IPsec in the Linux Kernel
I have some issues (questions) related tot the Linux Kernel implementation of IPsec and it's user-space interface.
- The biggest question is which is the actual official project for the Linux Kernel IPsec implementation? From what I understood the implementation is a fork of the Kame project, but a friend said that this is not true. Which are their official website and repo ?
- Where in the Kernel Documentation source do I find some related notes?
- Which user-space frontend is it mostly used? ip-tools or the iproute2 package? Do these two have the same approach, or one of them has a bigger overhead?
- From what I've seen, tutorials for iproute2 IPsec transport mode relate to the "setkey" utility for loading the config file. Is "setkey" actually used for the iproute2 package, or I've been mislead ? Is "setkey" glued to "racoon" from ip-tools, or it's a general application for config loading? What does "setkey" actually do (I'm very confused about this) ?

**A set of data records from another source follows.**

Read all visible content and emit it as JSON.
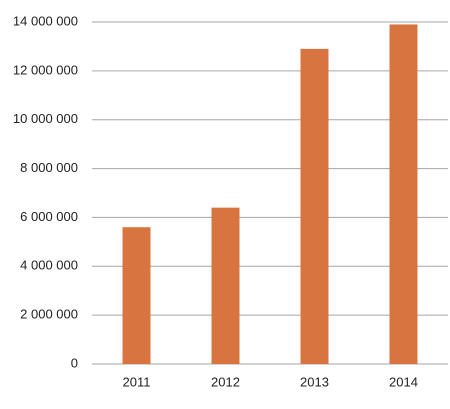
{
  "chart_data": {
    "type": "bar",
    "categories": [
      "2011",
      "2012",
      "2013",
      "2014"
    ],
    "values": [
      5600000,
      6400000,
      12900000,
      13900000
    ],
    "color": "#d8743f",
    "ylim": [
      0,
      14000000
    ],
    "yticks": [
      0,
      {
        "value": 2000000,
        "label": "2 000 000"
      },
      {
        "value": 4000000,
        "label": "4 000 000"
      },
      {
        "value": 6000000,
        "label": "6 000 000"
      },
      {
        "value": 8000000,
        "label": "8 000 000"
      },
      {
        "value": 10000000,
        "label": "10 000 000"
      },
      {
        "value": 12000000,
        "label": "12 000 000"
      },
      {
        "value": 14000000,
        "label": "14 000 000"
      }
    ],
    "grid": true
  }
}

- The IPsec stack integrated in the Linux kernel since 2.6 (NETKEY) was originally based on the KAME stack (at least in regards to the API). The source code is part of the kernel repository, where the main components are found in the
net/xfrm
folder, including the implementation of the Netlink/XFRM configuration interface. The alternative and standardized (but somewhat extended) PF_KEYv2 interface implementation is located in thenet/key
folder. - There is not much documentation. But check the
Documentation/networking
folder. - If you do manual configuration of IPsec SAs and policies (manual keying) I'd recommend iproute2. It uses the more powerful Netlink/XFRM interface and the package is installed by most distributions by default. But usually you'd use automatic keying provided by a userland IKE daemon such as strongSwan, Open/libreswan or racoon (ipsec-tools), that way you don't have to manually install SAs and policies and you get ephemeral encryption/integrity keys established via Diffie-Hellman during IKE. Regular automatic negotiation of new keys, which is called rekeying, is also possible.
-
setkey
is provided by the ipsec-tools package for manual keying, there is no relation to the iproute2 package. With iproute2 you'd use theip xfrm
command to manually configure SAs and policies. Both commands directly interact with the SAD and SPD (see RFC 4301) in the kernel to manually manage IPsec SAs and policies.setkey
, likeracoon
and other BSD-based tools, uses the PF_KEYv2 interface, so it is less powerful than theip xfrm
command. For instance, extended sequence numbers or marks can't be configured with PF_KEYv2 on Linux.